Análise de Conjuntura e Economia Solidária para 2011



O movimento por uma Economia Solidária
e a Conjuntura 2010/2011

Para ler a conjuntura, precisamos estar atentos para entender que “A novidade crucial deste momento histórico é que as crises necessitam ser enfrentadas simultaneamente. As crises econômica, energética, alimentar, climática, do trabalho etc, não estão isoladas. A elas se acrescenta uma crise de caráter ético-cultural e todas se manifestam de forma sinérgica, mesmo se, às vezes, isso não pareça tão evidente. Percebe-se, e cada vez com maior evidência, um encadeamento das crises. Já não se pode mais dar centralidade apenas à economia para, depois, ocupar-se das outras crises. A questão central diz respeito ao esgotamento do modelo de desenvolvimento criado e incrementado na sociedade industrial, baseado em uma visão linear, progressiva, infinita e redutora de desenvolvimento, e que tem no consumo desenfreado a sua mola propulsora. A crença no crescimento econômico e sua linearidade se romperam.( Ir. Delci Franzen – CNBB)”. Portanto, é com este enfoque que apresentamos a análise a seguir.

Análise internacional

A “guerra cambial” que marca o cenário mundial nesta passagem de 2010 para 2011 anuncia mais um degrau abaixo que o centro do sistema capitalista desce na sua tentativa de reverter o processo de perda de valor da economia, na medida em que se descola do trabalho e da vida real para se sustentar cada vez mais do capital fictício da especulação financeira.

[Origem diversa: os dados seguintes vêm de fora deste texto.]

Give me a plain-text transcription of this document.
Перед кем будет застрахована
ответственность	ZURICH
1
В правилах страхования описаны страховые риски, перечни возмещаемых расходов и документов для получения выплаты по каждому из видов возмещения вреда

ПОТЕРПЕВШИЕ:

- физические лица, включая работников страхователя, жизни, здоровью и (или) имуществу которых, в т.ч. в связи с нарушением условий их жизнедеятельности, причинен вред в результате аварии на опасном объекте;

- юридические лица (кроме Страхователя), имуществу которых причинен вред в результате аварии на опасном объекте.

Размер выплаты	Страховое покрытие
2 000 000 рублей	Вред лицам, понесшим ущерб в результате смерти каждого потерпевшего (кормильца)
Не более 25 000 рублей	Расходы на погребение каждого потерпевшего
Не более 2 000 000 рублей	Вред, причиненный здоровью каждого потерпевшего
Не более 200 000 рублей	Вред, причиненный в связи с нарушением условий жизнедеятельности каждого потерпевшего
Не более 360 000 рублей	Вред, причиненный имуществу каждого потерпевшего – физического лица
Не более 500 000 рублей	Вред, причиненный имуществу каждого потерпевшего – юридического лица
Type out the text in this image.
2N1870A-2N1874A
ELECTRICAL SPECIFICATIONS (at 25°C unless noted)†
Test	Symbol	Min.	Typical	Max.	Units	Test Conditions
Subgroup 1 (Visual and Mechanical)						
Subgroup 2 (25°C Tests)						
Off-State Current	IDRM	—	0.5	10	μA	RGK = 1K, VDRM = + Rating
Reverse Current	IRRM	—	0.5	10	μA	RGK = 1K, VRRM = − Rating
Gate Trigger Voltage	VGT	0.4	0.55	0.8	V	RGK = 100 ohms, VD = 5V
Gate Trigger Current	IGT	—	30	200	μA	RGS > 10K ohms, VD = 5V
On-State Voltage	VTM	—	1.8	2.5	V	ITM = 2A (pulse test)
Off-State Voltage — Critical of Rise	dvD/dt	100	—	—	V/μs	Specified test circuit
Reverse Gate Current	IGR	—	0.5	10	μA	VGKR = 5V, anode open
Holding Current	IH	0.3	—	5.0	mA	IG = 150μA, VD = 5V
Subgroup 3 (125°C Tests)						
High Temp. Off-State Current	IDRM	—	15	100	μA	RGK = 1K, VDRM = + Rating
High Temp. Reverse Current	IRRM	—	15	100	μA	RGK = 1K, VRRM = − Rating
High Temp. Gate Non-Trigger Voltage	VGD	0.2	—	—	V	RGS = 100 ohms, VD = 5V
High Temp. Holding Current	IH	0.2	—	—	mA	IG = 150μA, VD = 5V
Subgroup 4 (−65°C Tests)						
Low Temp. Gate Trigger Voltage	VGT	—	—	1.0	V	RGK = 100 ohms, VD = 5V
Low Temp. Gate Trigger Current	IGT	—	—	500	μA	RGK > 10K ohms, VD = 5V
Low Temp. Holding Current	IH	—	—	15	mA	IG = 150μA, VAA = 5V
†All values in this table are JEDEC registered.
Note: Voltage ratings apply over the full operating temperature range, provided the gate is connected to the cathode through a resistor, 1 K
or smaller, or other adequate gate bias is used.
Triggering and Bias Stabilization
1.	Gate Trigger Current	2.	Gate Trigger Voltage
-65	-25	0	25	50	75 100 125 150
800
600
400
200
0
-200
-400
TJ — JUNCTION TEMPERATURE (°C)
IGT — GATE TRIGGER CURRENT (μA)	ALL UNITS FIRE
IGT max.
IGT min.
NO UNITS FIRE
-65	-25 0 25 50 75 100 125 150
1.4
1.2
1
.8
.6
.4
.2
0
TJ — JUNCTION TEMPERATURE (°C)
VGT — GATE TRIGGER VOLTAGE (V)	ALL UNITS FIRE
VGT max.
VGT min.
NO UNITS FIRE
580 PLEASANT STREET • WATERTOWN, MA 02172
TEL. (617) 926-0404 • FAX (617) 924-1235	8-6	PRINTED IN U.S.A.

Quando decide imprimir papel, fabricando 600 bilhões de dólares sem qualquer lastro produtivo, o Banco Central americano – entidade superior às instituições democrática daquele país, que atende pela sugestiva sigla FED – na verdade, repete a receita de desestabilizar tudo para se manter em pé.

Se não vejamos, se ocorrer o fabuloso derrame de dólares, conforme anunciado, ao mesmo tempo que aquecerá a economia americana de maneira artificial, produzirá uma acelerada desvalorização da moeda americana, que como foi imposta com moeda universal depois da segunda guerra mundial, possui ainda forte impacto no mercado mundial.

A queda do dólar facilitará a exportação de produtos americanos revertendo bruscamente o fluxo comercial mundial com particular impacto negativo nas economias “emergentes” como o Brasil que possuem suas exportações como um dos pilares de seu desenvolvimento econômico.

Com esta reversão a tendência é de aumento das importações e maior competitividade interna que a princípio pode servir de estímulo, mas se chegar ao ponto da substituição do consumo do produto nacional pelo exportado, tenderá ao fechamento de postos de trabalho produtivo, perda de iniciativa empreendedora e consequentemente ao desemprego, perda de poder aquisitivo dos trabalhadores, concentração da renda e todo o roteiro que vitimou nossa história recente e que lutamos muito para começar a reescrevê-la nos últimos 8 anos.

Este possível macrocenário econômico coloca o desafio de ampliar as bases de sustentação de um desenvolvimento econômico com soberania política e inclusão social.

Do ponto de vista político, o filósofo português, Boaventura de Sousa Santos, em seu artigo “Respirar é possível” fez uma interessante síntese do impacto das eleições brasileiras no centro do sistema mundial.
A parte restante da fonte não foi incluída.